Oxidative DNA Damage in Tamoxifen Injected THPfl/+ ROSACre/+ Mice


  • Cole Moore Indiana University School of Medicine https://orcid.org/0000-0003-0814-5952
  • Kaice LaFavers Division of Nephrology and Hypertension, Department of Internal Medicine, Indiana University School of Medicine
  • Tarek El-Ashkar Division of Nephrology and Hypertension, Department of Internal Medicine, Indiana University School of Medicine; Richard L. Roudebush VA Medical Center




Background and Hypothesis: 

Tamm-Horsfall protein (THP) is an important regulator of urinary and systemic homeostasis expressed exclusively in the kidney. Complete knockout of THP has been shown to lead to systemic oxidative damage in a mouse model. To develop a more clinically relevant model, we generated a tamoxifen inducible knockout/heterozygote mouse using the Cre/Lox system. We hypothesize that inducing a heterozygous state would increase levels of oxidative damage in mice. 

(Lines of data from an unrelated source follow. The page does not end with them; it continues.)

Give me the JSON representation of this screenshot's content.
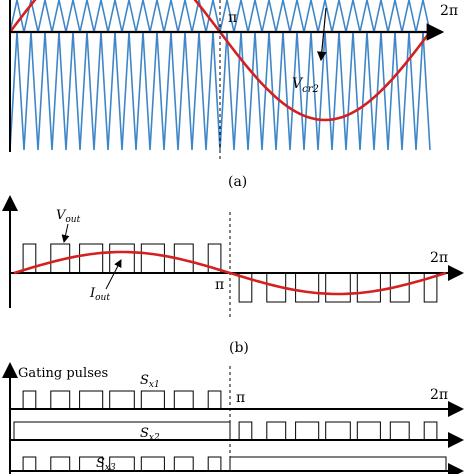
{
  "colors": {
    "carrier": "#3f86c9",
    "modulating": "#d42020",
    "axis": "#000000",
    "pulse": "#000000"
  },
  "panel_a": {
    "caption": "(a)",
    "pi_label": "π",
    "two_pi_label": "2π",
    "vcr2_main": "V",
    "vcr2_sub": "cr2",
    "carrier_teeth": 30
  },
  "panel_b": {
    "caption": "(b)",
    "pi_label": "π",
    "two_pi_label": "2π",
    "vout_main": "V",
    "vout_sub": "out",
    "iout_main": "I",
    "iout_sub": "out",
    "pulses_per_half": 7,
    "output_waveform": "multilevel PWM",
    "current_waveform": "sinusoidal"
  },
  "panel_c": {
    "title": "Gating pulses",
    "pi_label": "π",
    "two_pi_label": "2π",
    "sx1_main": "S",
    "sx1_sub": "x1",
    "sx2_main": "S",
    "sx2_sub": "x2",
    "sx3_main": "S",
    "sx3_sub": "x3",
    "pulses_per_half": 7
  }
}
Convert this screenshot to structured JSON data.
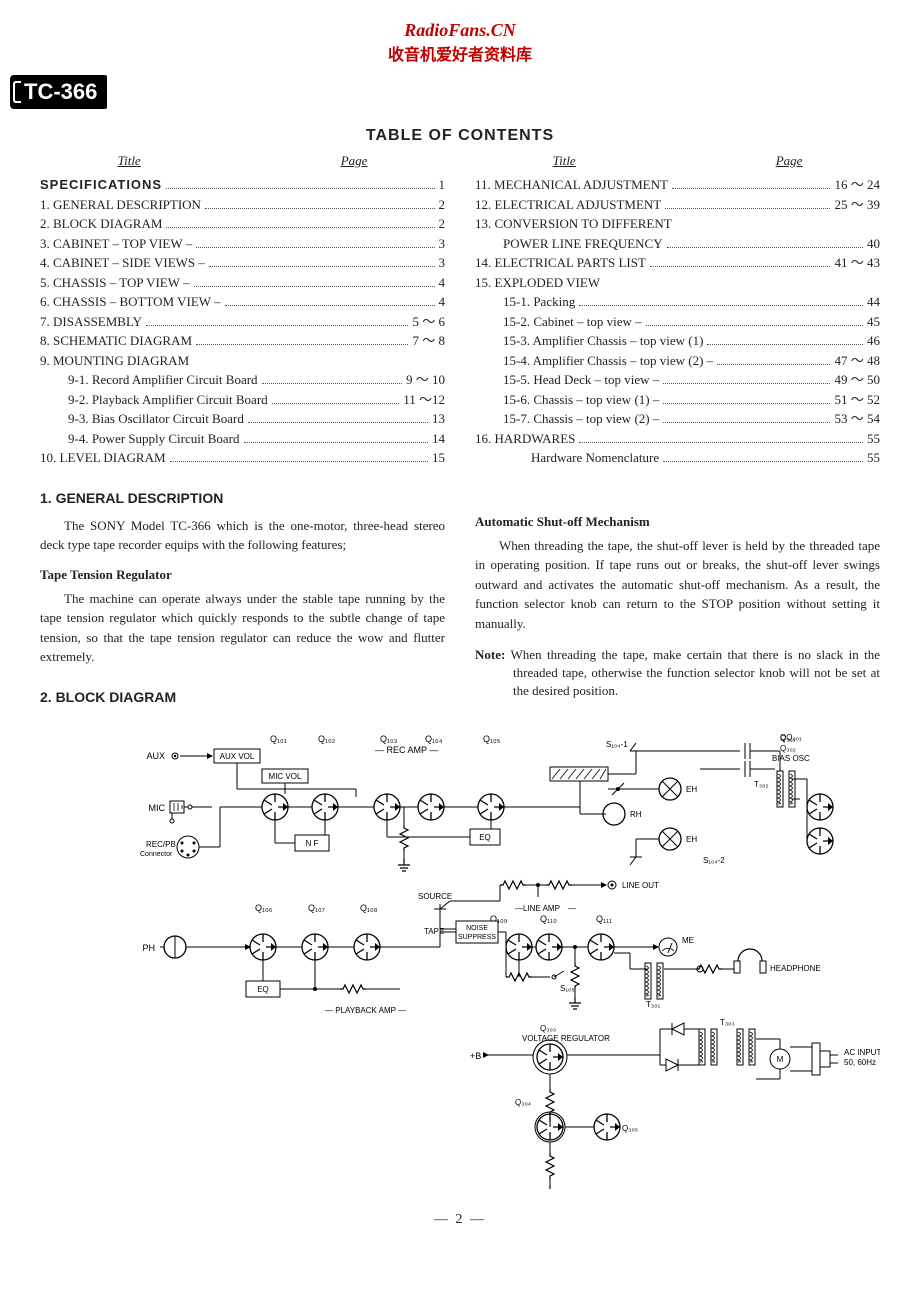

Experimental mice were generated by breeding THPfl/fl mice with ROSACreERT2/CreERT2 mice to develop the inducible heterozygote THPfl/+RosaCreERT2. These mice, along with controls (THPfl/fl) were treated with daily intraperitoneal injections of 75 mg/kg tamoxifen for 5 days. Serum samples were obtained from mice at baseline and 1, 2 and 3 weeks from the first injection, while kidneys were harvested at 1 or 3 weeks. PCR of kidney genomic DNA demonstrated excision of the floxed allele in mice expressing Cre-ERT2.  Western Blot analysis of kidney lysates was used to measure kidney THP, while circulating THP was measured by ELISA. Oxidative DNA damage was measured in the kidney and circulation by ELISA. 


Though kidney THP levels decreased in mice expressing Cre-ERT2, circulating levels of THP remained stable, with evidence of transient increases at 1 or 2 weeks for most animals. Mice expressing Cre-ERT2 had significantly increased oxidative DNA damage within the kidney and there was a trend toward increased oxidative DNA damage in the serum, though larger sample sizes are required to verify this finding. 


Despite decreased THP in the kidney, mice maintained normal levels of circulating THP. However, higher levels of oxidative damage were found in both the kidney and circulation. Together, these results suggest that THP levels in the serum are tightly controlled and that an acute loss of THP leads to rapid increases in oxidative damage.